Une planification de l’espace marin qui se concrétiserait sans prise en compte du traumatisme des pêcheurs, pour qui la Mer a viscéralement une Vocation nourricière, ne peut que transmettre un sentiment d’injustice. La Mer doit garder sa vocation nourricière, le sujet de l’énergie ne doit pas se résumer à l’alimentation (électrique) des machines… L’alimentation (halieutique) des humains doit rester un objectif majeur.
Pour les pêcheurs, déjà cible désignée de la vindicte publique et de certains courants conservationnistes partisans de leur exclusion des « AMP », le développement des sites industriels éoliens génère un « sentiment inguérissable de victimisation » pour reprendre les termes de Paul Ricœur… Avec la planification des AMP et des EMR, jusqu’à quel point allons-nous au-delà de la volonté de reconquérir l’état de santé de la mer (le Bon état écologique de la directive 2008/56/CE ?
Sans présentation « intégrée » de ces Objectifs environnementaux et industriels, sans prise des mesures « à la source » des pollutions externes qui impactent le Milieu Marin… Le débat démocratique ne sera pas accompli et le résultat espéré ne sera pas atteint.
En CMF NAMO, lors des travaux d’écriture des fiches-actions du DSF, en pleine pandémie, il n’a pas été possible de « revisiter » les Objectifs opérationnels validés en 2019… Les instructions de l’Etat central sont restées fermes : « C’est la relance, il faut faire comme prévu et présenter le plan d’action qui permettra d’atteindre les Objectifs validés !
Il n’a pas été acté comme « recevable » de revoir l’éclairage des Objectifs à la lumière des enseignements de la pandémie… Aucune remise en cause n’aura été acceptée.
En mer, lieu du pouvoir de l’Etat, les possibilités pour les Régions ou Intercommunalités d’exprimer leurs volontés de projection sur leurs mers bordières, (SRADDET, Volet maritime de SCOTs…) se sont avérées inopérantes. Et rien n’a transpiré des débats des Commissions Administratives de Façades (que certains surnomment les « cabinets noirs »).
Un trouble se fait jour de même, sur le « statut » des Agences, Offices et autres instances qualifiées « d’indépendantes » et/ou d’Etablissements Publics de l’Etat qui sont, selon le cas, représentants de l’Etat ou Bureau d’études – Cabinets Conseils… (un peu à l’image de la chauve-souris de la fable (Cf. « la chauve-souris et les belettes » J. de La Fontaine 😉.
Malgré l’écoute des Missions de Coordination des Politiques de la Mer et des Littoraux (MCPML), le sentiment de n’être que « Libres d’obéir » est installé (Cf.
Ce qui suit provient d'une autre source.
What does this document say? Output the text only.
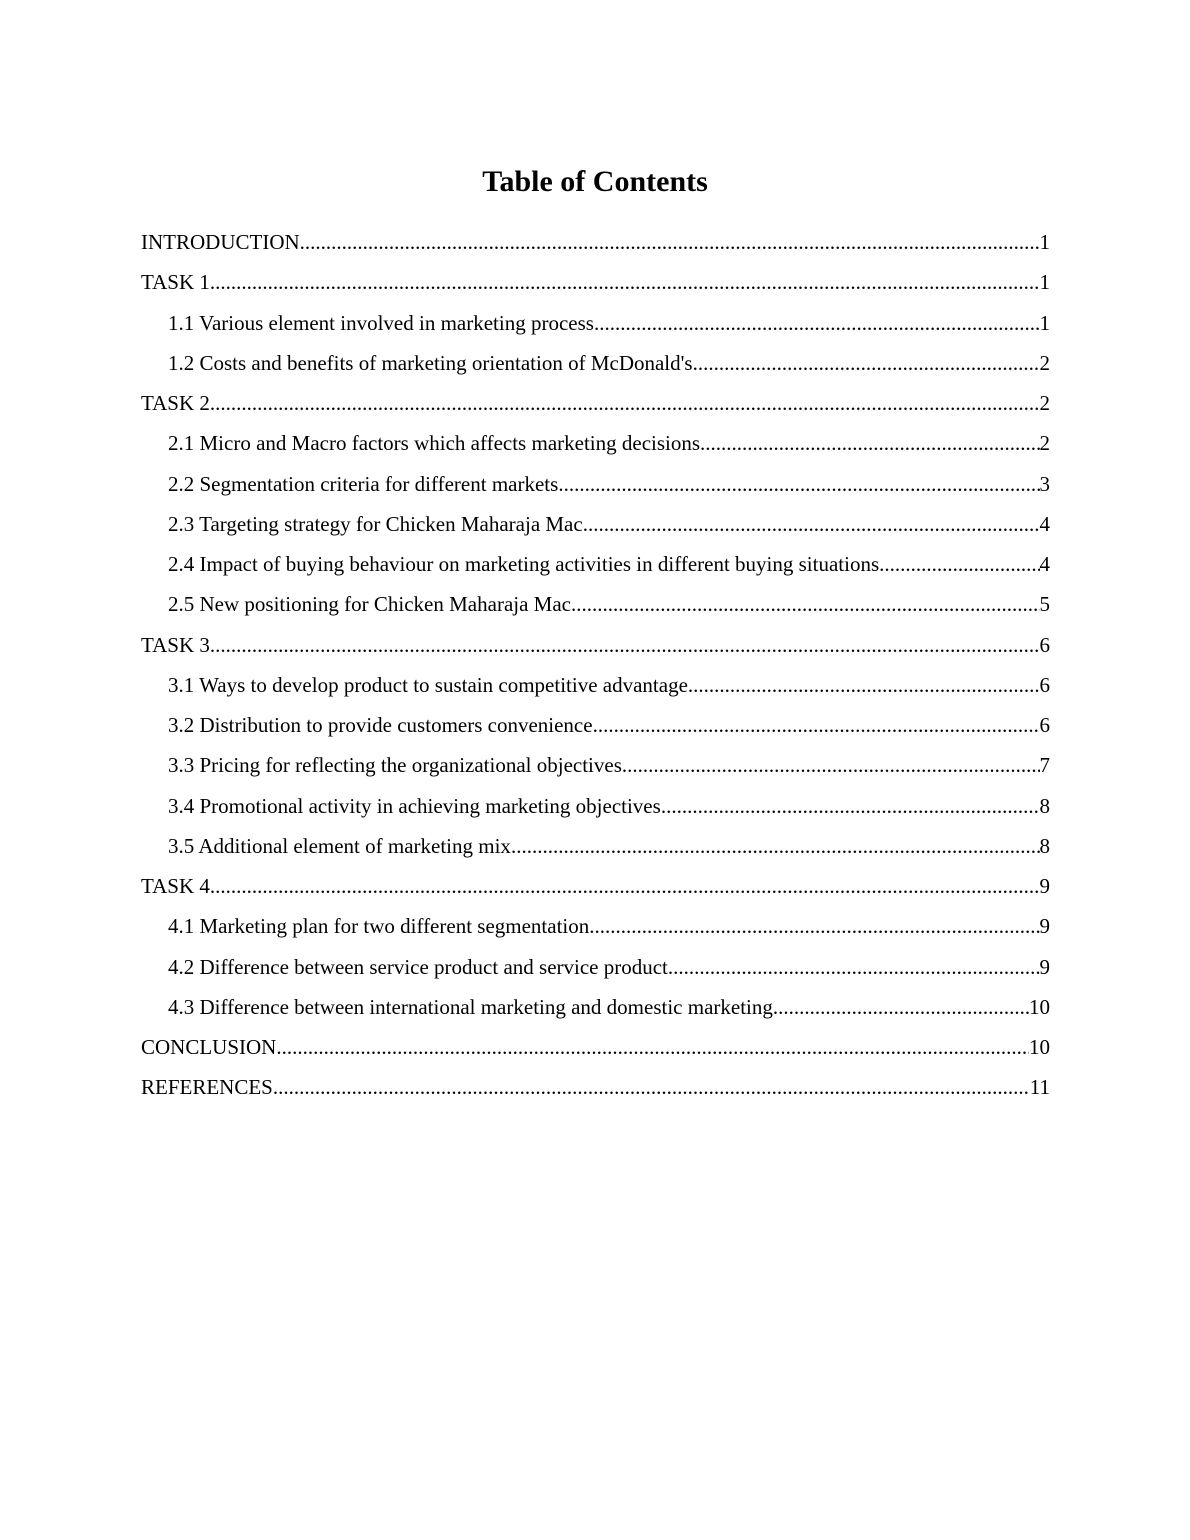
Table of Contents
INTRODUCTION .....	1
TASK 1 .....	1
1.1 Various element involved in marketing process .....	1
1.2 Costs and benefits of marketing orientation of McDonald's .....	2
TASK 2 .....	2
2.1 Micro and Macro factors which affects marketing decisions .....	2
2.2 Segmentation criteria for different markets .....	3
2.3 Targeting strategy for Chicken Maharaja Mac .....	4
2.4 Impact of buying behaviour on marketing activities in different buying situations .....	4
2.5 New positioning for Chicken Maharaja Mac .....	5
TASK 3 .....	6
3.1 Ways to develop product to sustain competitive advantage .....	6
3.2 Distribution to provide customers convenience .....	6
3.3 Pricing for reflecting the organizational objectives .....	7
3.4 Promotional activity in achieving marketing objectives .....	8
3.5 Additional element of marketing mix .....	8
TASK 4 .....	9
4.1 Marketing plan for two different segmentation .....	9
4.2 Difference between service product and service product .....	9
4.3 Difference between international marketing and domestic marketing .....	10
CONCLUSION .....	10
REFERENCES .....	11
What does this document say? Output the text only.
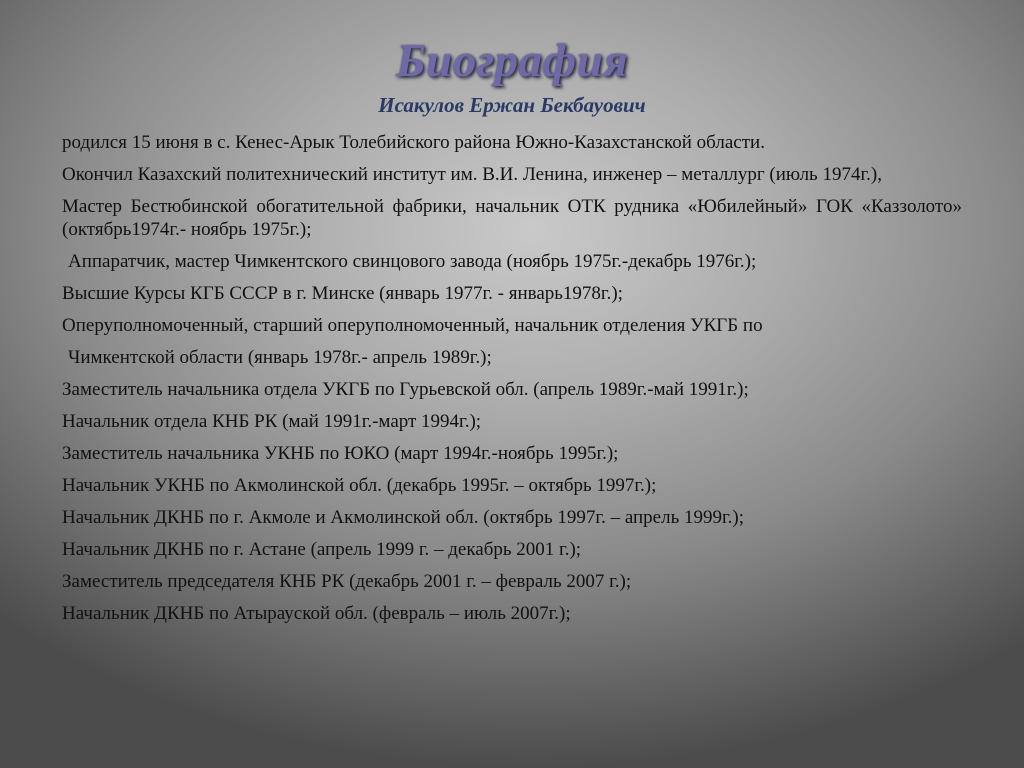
Биография
Исакулов Ержан Бекбауович
родился 15 июня в с. Кенес-Арык Толебийского района Южно-Казахстанской области.
Окончил Казахский политехнический институт им. В.И. Ленина, инженер – металлург (июль 1974г.),
Мастер Бестюбинской обогатительной фабрики, начальник ОТК рудника «Юбилейный» ГОК «Каззолото» (октябрь1974г.- ноябрь 1975г.);
Аппаратчик, мастер Чимкентского свинцового завода (ноябрь 1975г.-декабрь 1976г.);
Высшие Курсы КГБ СССР в г. Минске (январь 1977г. - январь1978г.);
Оперуполномоченный, старший оперуполномоченный, начальник отделения УКГБ по
Чимкентской области (январь 1978г.- апрель 1989г.);
Заместитель начальника отдела УКГБ по Гурьевской обл. (апрель 1989г.-май 1991г.);
Начальник отдела КНБ РК (май 1991г.-март 1994г.);
Заместитель начальника УКНБ по ЮКО (март 1994г.-ноябрь 1995г.);
Начальник УКНБ по Акмолинской обл. (декабрь 1995г. – октябрь 1997г.);
Начальник ДКНБ по г. Акмоле и Акмолинской обл. (октябрь 1997г. – апрель 1999г.);
Начальник ДКНБ по г. Астане (апрель 1999 г. – декабрь 2001 г.);
Заместитель председателя КНБ РК (декабрь 2001 г. – февраль 2007 г.);
Начальник ДКНБ по Атырауской обл. (февраль – июль 2007г.);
Johan Chapoutaux) ;
Le discours présidentiel de Belfort du 10 février 2022 se présente comme étant de fait le résultat des concertations sur l’Energie, le Mix énergétique, la Programmation Pluriannuelle de l’Energie (PPE) alors que le sens global de nos activités face au Changement Climatique et géopolitiques induits n’est pas évoqué. Mais cette réflexion est-elle seulement possible ?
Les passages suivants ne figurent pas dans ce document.